Send us enquiries for free, and we will assist you in establishing a direct connection with your preferred Dl-Theanine manufacturer or Dl-Theanine supplier.
PharmaCompass also assists you with knowing the Dl-Theanine API Price utilized in the formulation of products. Dl-Theanine API Price is not always fixed or binding as the Dl-Theanine Price is obtained through a variety of data sources. The Dl-Theanine Price can also vary due to multiple factors, including market conditions, regulatory modifications, or negotiated pricing deals.
A Dl-Theanine manufacturer is defined as any person or entity involved in the manufacture, preparation, processing, compounding or propagation of Dl-Theanine, including repackagers and relabelers. The FDA regulates Dl-Theanine manufacturers to ensure that their products comply with relevant laws and regulations and are safe and effective to use. Dl-Theanine API Manufacturers are required to adhere to Good Manufacturing Practices (GMP) to ensure that their products are consistently manufactured to meet established quality criteria.
A Dl-Theanine supplier is an individual or a company that provides Dl-Theanine active pharmaceutical ingredient (API) or Dl-Theanine finished formulations upon request. The Dl-Theanine suppliers may include Dl-Theanine API manufacturers, exporters, distributors and traders.
Dl-Theanine Active pharmaceutical ingredient (API) is produced in GMP-certified manufacturing facility.
GMP stands for Good Manufacturing Practices, which is a system used in the pharmaceutical industry to make sure that goods are regularly produced and monitored in accordance with quality standards.
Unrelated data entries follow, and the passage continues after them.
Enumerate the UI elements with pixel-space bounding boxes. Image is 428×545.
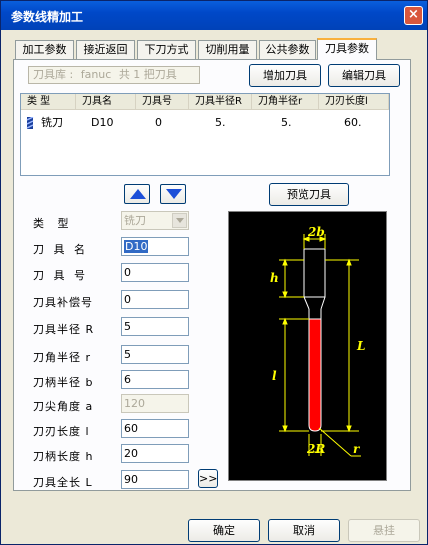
tool-diagram-svg: 2b h l L 2R r <box>270 225 365 457</box>
tool-library-name: fanuc <box>80 68 112 81</box>
column-corner-radius[interactable]: 刀角半径r <box>252 94 319 110</box>
name-label: 刀 具 名 <box>33 243 88 256</box>
tool-library-label: 刀具库 : <box>33 68 74 81</box>
radius-label: 刀具半径 R <box>33 323 95 336</box>
shank-length-label: 刀柄长度 h <box>33 450 94 463</box>
shank-length-input[interactable]: 20 <box>121 444 189 463</box>
type-select[interactable]: 铣刀 <box>121 211 189 230</box>
label-l: l <box>272 369 277 383</box>
tip-angle-label: 刀尖角度 a <box>33 400 94 413</box>
label-h: h <box>270 271 279 285</box>
expand-button[interactable]: >> <box>198 469 218 488</box>
preview-tool-button[interactable]: 预览刀具 <box>269 183 349 206</box>
number-label: 刀 具 号 <box>33 269 88 282</box>
corner-radius-label: 刀角半径 r <box>33 351 92 364</box>
column-radius[interactable]: 刀具半径R <box>189 94 252 110</box>
row-radius: 5. <box>215 116 226 129</box>
label-2R: 2R <box>306 442 325 456</box>
shank-taper <box>303 296 326 310</box>
arrow-l-bottom <box>282 425 288 433</box>
title-bar[interactable]: 参数线精加工 × <box>1 1 427 30</box>
move-down-button[interactable] <box>160 184 186 204</box>
row-blade-length: 60. <box>344 116 362 129</box>
mill-icon <box>26 116 34 134</box>
comp-number-label: 刀具补偿号 <box>33 296 93 309</box>
dropdown-arrow-button[interactable] <box>172 213 187 228</box>
arrow-L-top <box>346 258 352 266</box>
label-r: r <box>353 442 361 456</box>
tab-machining-params[interactable]: 加工参数 <box>15 40 74 59</box>
type-value: 铣刀 <box>124 214 146 227</box>
total-length-input[interactable]: 90 <box>121 470 189 489</box>
total-length-label: 刀具全长 L <box>33 476 93 489</box>
tab-cutting-amount[interactable]: 切削用量 <box>198 40 257 59</box>
tip-angle-input[interactable]: 120 <box>121 394 189 413</box>
hang-button[interactable]: 悬挂 <box>348 519 420 542</box>
arrow-down-icon <box>166 189 182 199</box>
tool-list-row[interactable]: 铣刀 D10 0 5. 5. 60. <box>21 114 389 131</box>
tab-plunge-mode[interactable]: 下刀方式 <box>137 40 196 59</box>
ok-button[interactable]: 确定 <box>188 519 260 542</box>
arrow-h-top <box>282 258 288 266</box>
arrow-l-top <box>282 317 288 325</box>
comp-number-input[interactable]: 0 <box>121 290 189 309</box>
blade-length-label: 刀刃长度 l <box>33 425 90 438</box>
chevron-down-icon <box>176 218 184 223</box>
add-tool-button[interactable]: 增加刀具 <box>249 64 321 87</box>
tool-number-input[interactable]: 0 <box>121 263 189 282</box>
tab-approach-retract[interactable]: 接近返回 <box>76 40 135 59</box>
column-number[interactable]: 刀具号 <box>136 94 189 110</box>
arrow-up-icon <box>130 189 146 199</box>
tool-list-header: 类 型 刀具名 刀具号 刀具半径R 刀角半径r 刀刃长度l <box>21 94 389 110</box>
column-blade-length[interactable]: 刀刃长度l <box>319 94 389 110</box>
tab-tool-params[interactable]: 刀具参数 <box>317 38 377 60</box>
row-corner-radius: 5. <box>281 116 292 129</box>
move-up-button[interactable] <box>124 184 150 204</box>
tool-preview-diagram: 2b h l L 2R r <box>228 211 387 481</box>
row-number: 0 <box>155 116 162 129</box>
type-label: 类 型 <box>33 217 74 230</box>
row-type: 铣刀 <box>41 116 63 129</box>
blade-length-input[interactable]: 60 <box>121 419 189 438</box>
shank-radius-label: 刀柄半径 b <box>33 376 94 389</box>
window-title: 参数线精加工 <box>11 10 84 24</box>
arrow-L-bottom <box>346 425 352 433</box>
tool-library-field: 刀具库 : fanuc 共 1 把刀具 <box>28 66 200 84</box>
label-L: L <box>356 339 365 353</box>
radius-input[interactable]: 5 <box>121 317 189 336</box>
shank-radius-input[interactable]: 6 <box>121 370 189 389</box>
column-type[interactable]: 类 型 <box>21 94 76 110</box>
tool-name-input[interactable]: D10 <box>121 237 189 256</box>
arrow-h-bottom <box>282 291 288 299</box>
shank-outline <box>303 248 326 298</box>
tool-name-value: D10 <box>124 240 149 253</box>
label-2b: 2b <box>307 225 325 239</box>
corner-radius-input[interactable]: 5 <box>121 345 189 364</box>
dialog-window: 参数线精加工 × 加工参数 接近返回 下刀方式 切削用量 公共参数 刀具参数 刀… <box>0 0 428 545</box>
tab-common-params[interactable]: 公共参数 <box>259 40 316 59</box>
edit-tool-button[interactable]: 编辑刀具 <box>328 64 400 87</box>
tool-count: 共 1 把刀具 <box>118 68 177 81</box>
tool-list[interactable]: 类 型 刀具名 刀具号 刀具半径R 刀角半径r 刀刃长度l 铣刀 D10 0 5… <box>20 93 390 176</box>
close-icon: × <box>408 7 419 22</box>
close-button[interactable]: × <box>404 6 423 25</box>
row-name: D10 <box>91 116 114 129</box>
blade-body <box>308 318 322 432</box>
cancel-button[interactable]: 取消 <box>268 519 340 542</box>
column-name[interactable]: 刀具名 <box>76 94 136 110</box>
The FDA’s current Good Manufacturing Practices requirements are referred to as cGMP or current GMP which indicates that the company follows the most recent GMP specifications. The World Health Organization (WHO) has its own set of GMP guidelines, called the WHO GMP. Different countries can also set their own guidelines for GMP like China (Chinese GMP) or the EU (EU GMP).
PharmaCompass offers a list of Dl-Theanine GMP manufacturers, exporters & distributors, which can be sorted by USDMF, JDMF, KDMF, CEP (COS), WC, API price, and more, enabling you to easily find the right Dl-Theanine GMP manufacturer or Dl-Theanine GMP API supplier for your needs.
A Dl-Theanine CoA (Certificate of Analysis) is a formal document that attests to Dl-Theanine's compliance with Dl-Theanine specifications and serves as a tool for batch-level quality control.
Dl-Theanine CoA mostly includes findings from lab analyses of a specific batch. For each Dl-Theanine CoA document that a company creates, the USFDA specifies specific requirements, such as supplier information, material identification, transportation data, evidence of conformity and signature data.
Dl-Theanine may be tested according to a variety of international standards, such as European Pharmacopoeia (Dl-Theanine EP), Dl-Theanine JP (Japanese Pharmacopeia) and the US Pharmacopoeia (Dl-Theanine USP).